Dans Collatéral, Johan Faerber écrit ainsi, à propos du livre Le Sentiment général de Frédéric Forte, qu’il est « sans nul doute un des textes poétiques les plus remarquables de notre contemporain. » C’est certes un bon argument de vente, mais ce qui est décisif pour moi vient de la phrase suivante : « Devant un monde chaotique, secoué et soulevé par une crise générale, le poète oppose la mesure comptée et la douceur feutrée d’une poésie qui cherche à forer les sentiments particuliers et le sentiment général de frayeur. » Oui, là, il y a quelque chose qui m’intéresse.
Sur son blog Viduité, Marc Verlynde parle du livre Les Dires de Lénaïg Cariou, qui lui aussi traîne depuis plusieurs semaines dans ce qu’on pourrait appeler une « liste d’achats urgents » :
Sur Diacritik, il est question d’une autre œuvre, celle d’Elke de Rijcke, et tout à coup l’envie de la lire (je n’ai encore rien lu d’elle).
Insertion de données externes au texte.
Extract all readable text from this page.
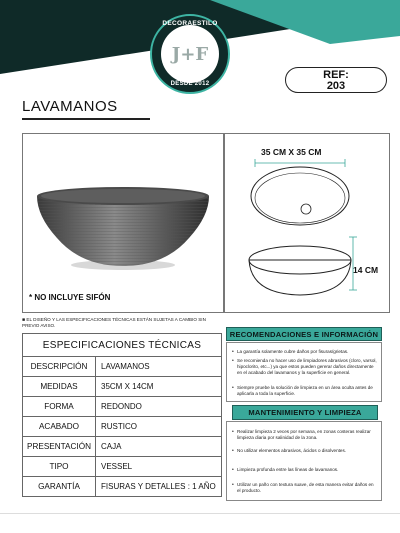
DECORAESTILO
J+F
DESDE 2012
REF:
203
LAVAMANOS
* NO INCLUYE SIFÓN
35 CM X 35 CM
14 CM
■ EL DISEÑO Y LAS ESPECIFICACIONES TÉCNICAS ESTÁN SUJETAS A CAMBIO SIN PREVIO AVISO.
ESPECIFICACIONES TÉCNICAS	
DESCRIPCIÓN	LAVAMANOS
MEDIDAS	35CM X 14CM
FORMA	REDONDO
ACABADO	RUSTICO
PRESENTACIÓN	CAJA
TIPO	VESSEL
GARANTÍA	FISURAS Y DETALLES : 1 AÑO
RECOMENDACIONES E INFORMACIÓN
• La garantía solamente cubre daños por fisuras/grietas.
• Se recomienda no hacer uso de limpiadores abrasivos (cloro, varsol, hipoclorito, etc...) ya que estos pueden gererar daños directamente en el acabado del lavamanos y la superficie en general.
• Siempre pruebe la solución de limpieza en un área oculta antes de aplicarla a toda la superficie.
MANTENIMIENTO Y LIMPIEZA
• Realizar limpieza 2 veces por semana, en zonas costeras realizar limpieza diaria por salinidad de la zona.
• No utilizar elementos abrasivos, ácidos o disolventes.
• Limpieza profunda entre las líneas de lavamanos.
• Utilizar un paño con textura suave, de esta manera evitar daños en el producto.
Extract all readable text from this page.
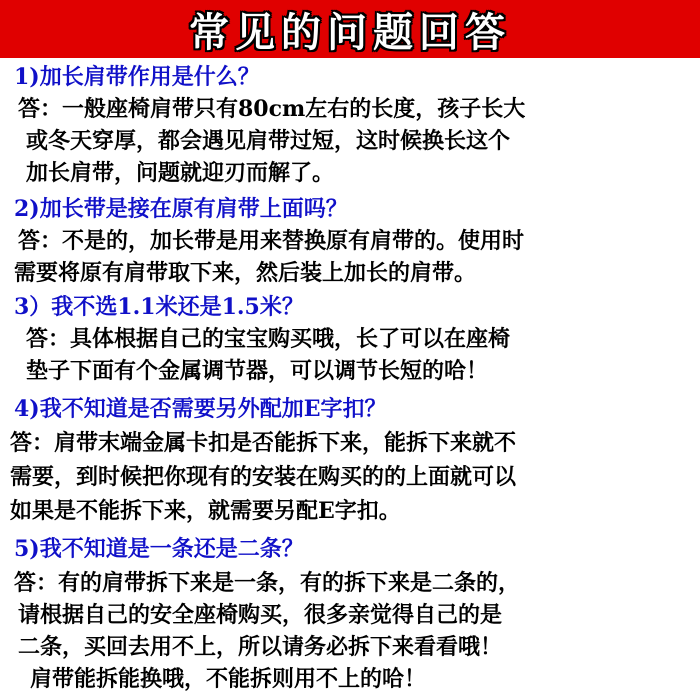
常见的问题回答
1)加长肩带作用是什么？
答：一般座椅肩带只有80cm左右的长度，孩子长大
或冬天穿厚，都会遇见肩带过短，这时候换长这个
加长肩带，问题就迎刃而解了。
2)加长带是接在原有肩带上面吗？
答：不是的，加长带是用来替换原有肩带的。使用时
需要将原有肩带取下来，然后装上加长的肩带。
3）我不选1.1米还是1.5米？
答：具体根据自己的宝宝购买哦，长了可以在座椅
垫子下面有个金属调节器，可以调节长短的哈！
4)我不知道是否需要另外配加E字扣？
答：肩带末端金属卡扣是否能拆下来，能拆下来就不
需要，到时候把你现有的安装在购买的的上面就可以
如果是不能拆下来，就需要另配E字扣。
5)我不知道是一条还是二条？
答：有的肩带拆下来是一条，有的拆下来是二条的，
请根据自己的安全座椅购买，很多亲觉得自己的是
二条，买回去用不上，所以请务必拆下来看看哦！
肩带能拆能换哦，不能拆则用不上的哈！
Pourquoi en ai-je envie ? Probablement le projet résumé par l’auteur (non nommé, sauf erreur de ma part), dans son article sur le dernier livre de la poétesse : « faire de l’homme un morceau de paysage qui ne se départit pas de lui. »
C’est après un long moment que je me rappelle que cette poésie « me dit quelque chose », et j’ai fini par retrouver l’article se trouvant à nouveau sur le site Viduité, article que j’avais donc lu le jour de sa publication.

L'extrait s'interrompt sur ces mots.